En réalité, il s'agit, de la part des anciens et toujours protagonistes politiques, d'une lutte à distance pour continuer d'en découdre. Ce mardi 12 mars, une pétition sera lancée en faveur de la candidature d'Alassane Ouattara, candidat naturel du RHDP, pour un quatrième mandat.

En novembre 2019, à Katiola, le président sortant mettait en garde: « Mon intention est de passer la main aux nouvelles générations. Mais si ceux de ma génération sont candidats, je serai candidat ». C'est lui le maître actuel du jeu qui detient les clés. Il a fait sauter le verrou de l'âge limite à la présidentielle et il a taclé Gbagbo pour l'éliminer.

Mais, Ouattara se trouve maintenant face à un dilemme cornélien: réhabiliter son "frère" afin qu'il exerce ses droits politiques ou maintenir sa forclusion et s'attendre au report massif des voix des militants du PPA-CI sur Tidjane Thiam, candidat du PDCI-RDA.

Cependant, dans le meli-melo, la Côte d'Ivoire fait piètre figure. TGV au plan économique, elle reste un wagon politique de la sous-région dont l'aiguille de la montre reste figée à... 2010, année de toutes les rancoeurs et ressentiments jamais effacés.

Or, partout et tout autour du pays, le renouvellement de la classe politique est en marche. Mohamed Buhari (Nigeria) et Mahamadou Issouffou (Niger) sont partis après deux mandats; George Weah (Liberia) a rendu le pouvoir après sa défaite; Macky Sall a renoncé à un troisième mandat au Sénégal; les militaires ont pris le pouvoir au Mali, au Burkina Faso et au Niger...

Quant à la Côte d'Ivoire, elle demeure sous chape de plomb. Sans renouveau, sans révolution politique et sans nouvelle vision. Et le pays, avec nos Joe Biden et Donald Trump locaux, pourrait s'apprêter à vivre le match retour de l'affrontement électoral, qui a opposé, le 28 novembre 2010, Alassane Ouattara (82 ans, trois mandats) à Laurent Gbagbo (79 ans, dix ans au pouvoir et dix ans à La Haye devant la CPI).
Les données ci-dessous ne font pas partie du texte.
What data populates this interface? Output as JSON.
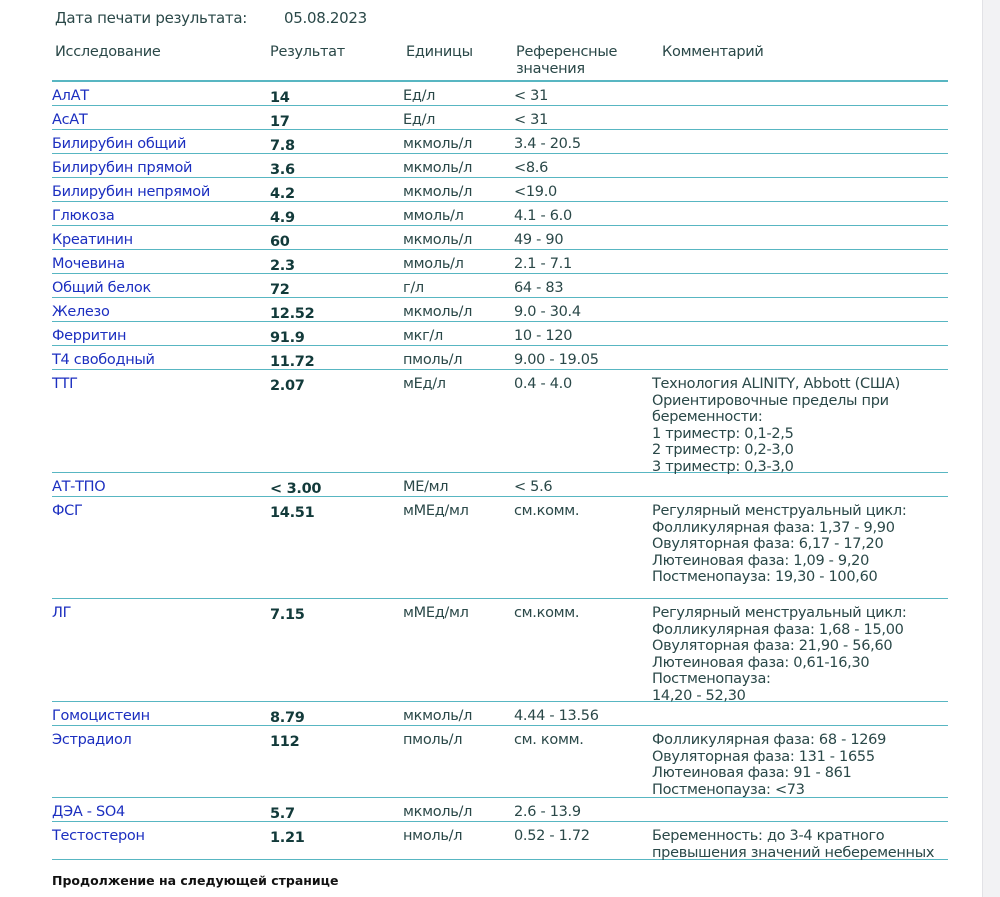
{
  "meta": {
    "print_date_label": "Дата печати результата:",
    "print_date": "05.08.2023"
  },
  "headers": {
    "test": "Исследование",
    "result": "Результат",
    "units": "Единицы",
    "reference": "Референсные\nзначения",
    "comment": "Комментарий"
  },
  "rows": [
    {
      "name": "АлАТ",
      "result": "14",
      "units": "Ед/л",
      "reference": "< 31",
      "comment": ""
    },
    {
      "name": "АсАТ",
      "result": "17",
      "units": "Ед/л",
      "reference": "< 31",
      "comment": ""
    },
    {
      "name": "Билирубин общий",
      "result": "7.8",
      "units": "мкмоль/л",
      "reference": "3.4 - 20.5",
      "comment": ""
    },
    {
      "name": "Билирубин прямой",
      "result": "3.6",
      "units": "мкмоль/л",
      "reference": "<8.6",
      "comment": ""
    },
    {
      "name": "Билирубин непрямой",
      "result": "4.2",
      "units": "мкмоль/л",
      "reference": "<19.0",
      "comment": ""
    },
    {
      "name": "Глюкоза",
      "result": "4.9",
      "units": "ммоль/л",
      "reference": "4.1 - 6.0",
      "comment": ""
    },
    {
      "name": "Креатинин",
      "result": "60",
      "units": "мкмоль/л",
      "reference": "49 - 90",
      "comment": ""
    },
    {
      "name": "Мочевина",
      "result": "2.3",
      "units": "ммоль/л",
      "reference": "2.1 - 7.1",
      "comment": ""
    },
    {
      "name": "Общий белок",
      "result": "72",
      "units": "г/л",
      "reference": "64 - 83",
      "comment": ""
    },
    {
      "name": "Железо",
      "result": "12.52",
      "units": "мкмоль/л",
      "reference": "9.0 - 30.4",
      "comment": ""
    },
    {
      "name": "Ферритин",
      "result": "91.9",
      "units": "мкг/л",
      "reference": "10 - 120",
      "comment": ""
    },
    {
      "name": "Т4 свободный",
      "result": "11.72",
      "units": "пмоль/л",
      "reference": "9.00 - 19.05",
      "comment": ""
    },
    {
      "name": "ТТГ",
      "result": "2.07",
      "units": "мЕд/л",
      "reference": "0.4 - 4.0",
      "comment": "Технология ALINITY, Abbott (США)\nОриентировочные пределы при\nбеременности:\n1 триместр: 0,1-2,5\n2 триместр: 0,2-3,0\n3 триместр: 0,3-3,0"
    },
    {
      "name": "АТ-ТПО",
      "result": "< 3.00",
      "units": "МЕ/мл",
      "reference": "< 5.6",
      "comment": ""
    },
    {
      "name": "ФСГ",
      "result": "14.51",
      "units": "мМЕд/мл",
      "reference": "см.комм.",
      "comment": "Регулярный менструальный цикл:\nФолликулярная фаза: 1,37 - 9,90\nОвуляторная фаза: 6,17 - 17,20\nЛютеиновая фаза: 1,09 - 9,20\nПостменопауза: 19,30 - 100,60"
    },
    {
      "name": "ЛГ",
      "result": "7.15",
      "units": "мМЕд/мл",
      "reference": "см.комм.",
      "comment": "Регулярный менструальный цикл:\nФолликулярная фаза: 1,68 - 15,00\nОвуляторная фаза: 21,90 - 56,60\nЛютеиновая фаза: 0,61-16,30\nПостменопауза:\n14,20 - 52,30"
    },
    {
      "name": "Гомоцистеин",
      "result": "8.79",
      "units": "мкмоль/л",
      "reference": "4.44 - 13.56",
      "comment": ""
    },
    {
      "name": "Эстрадиол",
      "result": "112",
      "units": "пмоль/л",
      "reference": "см. комм.",
      "comment": "Фолликулярная фаза: 68 - 1269\nОвуляторная фаза: 131 - 1655\nЛютеиновая фаза: 91 - 861\nПостменопауза: <73"
    },
    {
      "name": "ДЭА - SO4",
      "result": "5.7",
      "units": "мкмоль/л",
      "reference": "2.6 - 13.9",
      "comment": ""
    },
    {
      "name": "Тестостерон",
      "result": "1.21",
      "units": "нмоль/л",
      "reference": "0.52 - 1.72",
      "comment": "Беременность: до 3-4 кратного\nпревышения значений небеременных"
    }
  ],
  "footer": "Продолжение на следующей странице"
}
Deux grands absents vont manquer à l'appel. D'un côté, Henri Konan Bédié, ex-président du PDCI-RDA et ex-allié de Ouattara, décédé le 1er août 2023 à 89 ans. De l'autre, Paul Yao N'Dré, ancien président du Conseil constitutionnel. Il a réalisé l'exploit mondial d'investir deux présidents de la République en cinq mois: Gbagbo en décembre 2010 et Ouattara en mai 2011. Le pays n'est pas sorti de l'auberge.